Château de l'Aile

Vision globale… ou pacte privé ?

«Nous avons une vision globale pour ce site» proclame le promoteur Gumy; «ils ont élaboré une vision d'ensemble» lui répond l'écho municipal, par la bouche du syndic Ballif (Le Régional, 13 avril 2007). Derrière le slogan, qu'y a-t-il ? Juste un autre slogan, le «développement durable» – en passe de devenir un de ces incontournables ectoplasmes du discours politiquement correct – qui permet d'aligner sur le même bâton les noix d'un restaurant bio avec produits du terroir, le label minergie pour les bâtiments, un centre de formation audit développement durable, un site internet et… un festival des arts numériques dans le rôle du célèbre raton-laveur.

Mais concrétement, que reste-t-il ? Un projet peut-être habilement construit – solidement et durablement c'est une autre affaire – pour utiliser le bâtiment destiné à remplacer l'actuel Restaurant du Rivage. Mais où est la cohérence entre cela et la rénovation du Château de l'Aile à des fins d'habitation luxueuse ? Quel est le lien, –  architectural, logique, fonctionnel –, qui justifie que les deux volets – Château de l'Aile et parcelle du Restaurant du Rivage – soient indissociables ? Pratiquement, le sort de l'actuel restaurant du Rivage n'influence en rien sur la possibilité de rénover le Château de l'Aile et d'y habiter. Et inversément, que le Château soit ou non rénové ne change pas grand chose à l'utilisation d'un restaurant ou d'un centre de formation à l'autre coin de la parcelle, ni d'ailleurs à celle de la salle Del Castillo. Relevons que ce n'était pas le cas dans le projet hôtelier-congrès des années 90, où les deux bâtiments devenaient des hôtels constituant une ensemble avec la salle Del Castillo (un cinq étoiles au Château, un trois étoiles à la place du Rivage), ni dans le projet «Constantin», où il était clairement affirmé que l'immeuble à construire servirait à rentabiliser la rénovation du Château.

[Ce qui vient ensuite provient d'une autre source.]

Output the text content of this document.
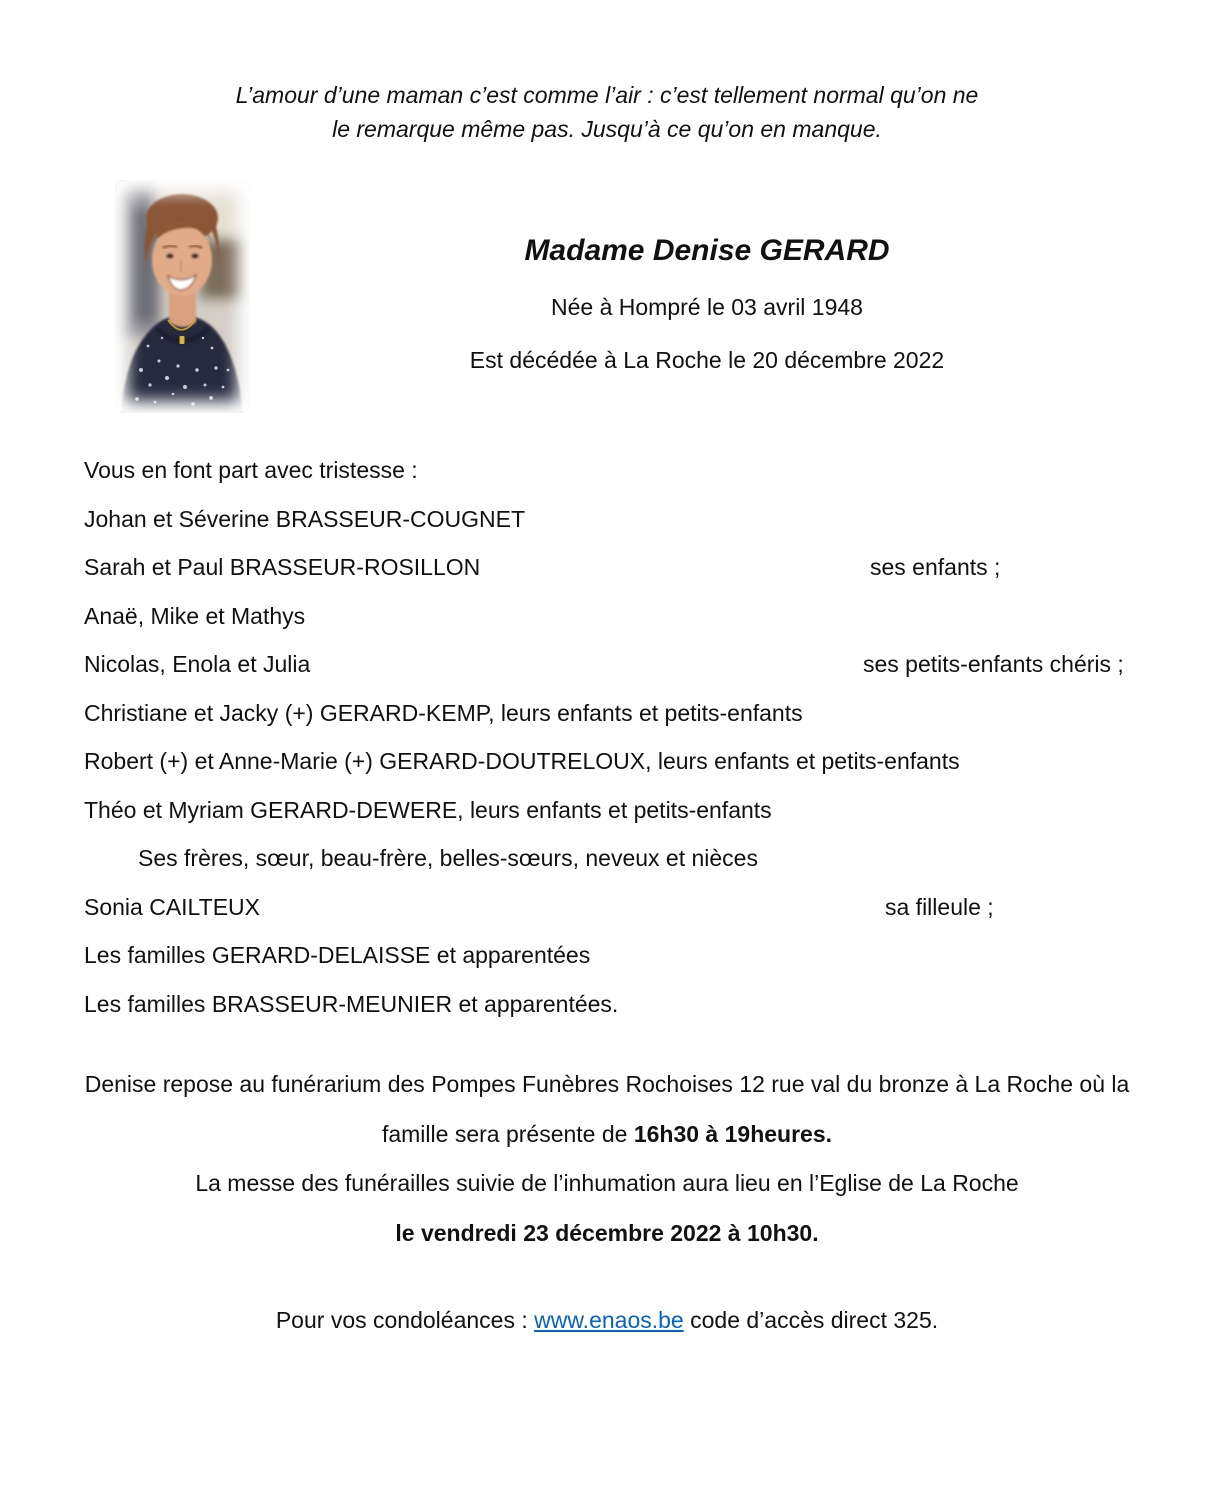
L’amour d’une maman c’est comme l’air : c’est tellement normal qu’on ne
le remarque même pas. Jusqu’à ce qu’on en manque.
Madame Denise GERARD
Née à Hompré le 03 avril 1948
Est décédée à La Roche le 20 décembre 2022
Vous en font part avec tristesse :
Johan et Séverine BRASSEUR-COUGNET
Sarah et Paul BRASSEUR-ROSILLON	ses enfants ;
Anaë, Mike et Mathys
Nicolas, Enola et Julia	ses petits-enfants chéris ;
Christiane et Jacky (+) GERARD-KEMP, leurs enfants et petits-enfants
Robert (+) et Anne-Marie (+) GERARD-DOUTRELOUX, leurs enfants et petits-enfants
Théo et Myriam GERARD-DEWERE, leurs enfants et petits-enfants
Ses frères, sœur, beau-frère, belles-sœurs, neveux et nièces
Sonia CAILTEUX	sa filleule ;
Les familles GERARD-DELAISSE et apparentées
Les familles BRASSEUR-MEUNIER et apparentées.
Denise repose au funérarium des Pompes Funèbres Rochoises 12 rue val du bronze à La Roche où la
famille sera présente de 16h30 à 19heures.
La messe des funérailles suivie de l’inhumation aura lieu en l’Eglise de La Roche
le vendredi 23 décembre 2022 à 10h30.
Pour vos condoléances : www.enaos.be code d’accès direct 325.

Par contre, les synergies sont évidentes entre la salle Del Castillo et le bâtiment du Restaurant qui lui fait suite, sous sa forme actuelle ou future. Pour preuve, c'est dans le nouvel immeuble privé qu'on prévoit d'insérer le foyer nécessaire à la Salle Del Castillo. La logique fonctionnelle voudrait donc que ces deux bâtiments soient entre les mains du même propriétaire, la commune. Le projet prévoit de plus l'insertion, dans cet immeuble privé, d'une crèche pour laquelle la ville serait locataire, voire de «trois salles à disposition des sociétés locales… qui resteront propriété de la ville» (Le Régional, 13 avril 2007 – mais ces salles n'apparaissent ni dans d'autres articles, ni dans le préavis officiel…). Autant dire qu'une large partie des surfaces seront d'utilité publique, et qu'on voit mal pourquoi elles devraient être en propriété et en gestion privée.

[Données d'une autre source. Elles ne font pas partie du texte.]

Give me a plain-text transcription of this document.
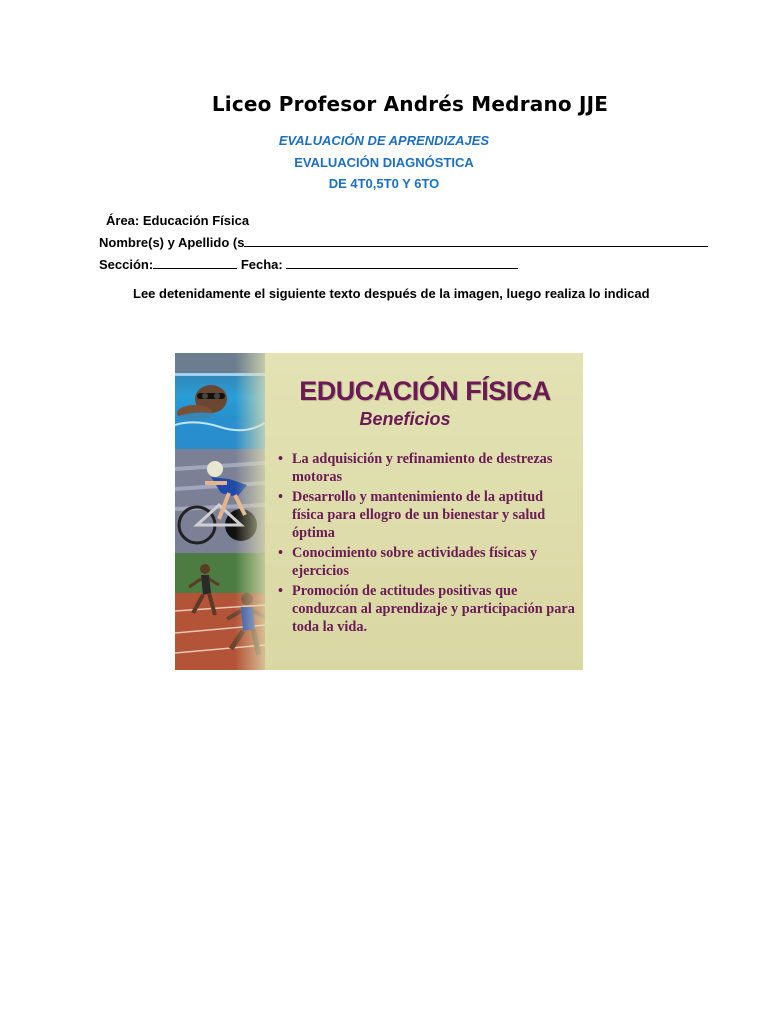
Liceo Profesor Andrés Medrano JJE
EVALUACIÓN DE APRENDIZAJES
EVALUACIÓN DIAGNÓSTICA
DE 4T0,5T0 Y 6TO
Área: Educación Física
Nombre(s) y Apellido (s
Sección:	Fecha:
Lee detenidamente el siguiente texto después de la imagen, luego realiza lo indicad
EDUCACIÓN FÍSICA
Beneficios
• La adquisición y refinamiento de destrezas motoras
• Desarrollo y mantenimiento de la aptitud física para ellogro de un bienestar y salud óptima
• Conocimiento sobre actividades físicas y ejercicios
• Promoción de actitudes positivas que conduzcan al aprendizaje y participación para toda la vida.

Comme tout lien financier entre les deux aspects principaux du dossier est nié par M. Gumy («La partie du Rivage [n'est pas] pour nous une mesure compensatoire qui rentabiliserait l'opération» Le Régional, 13 avril 2007), on reste en panne d'explication. On peut imaginer qu'un pacte d'association, issu des circonstances de la présentation de l'objet immobilier Château de l'Aile à l'acheteur par le promoteur, a été conclu entre MM Grohe et Gumy, de sorte que chacun y trouve son compte, le nouvel immeuble «Rivage» constituant alors une forme de «commission» immobiliaire. Ce serait alors le rspect de ce pacte qui empêcherait une dissociation, par ailleurs en tous points logique.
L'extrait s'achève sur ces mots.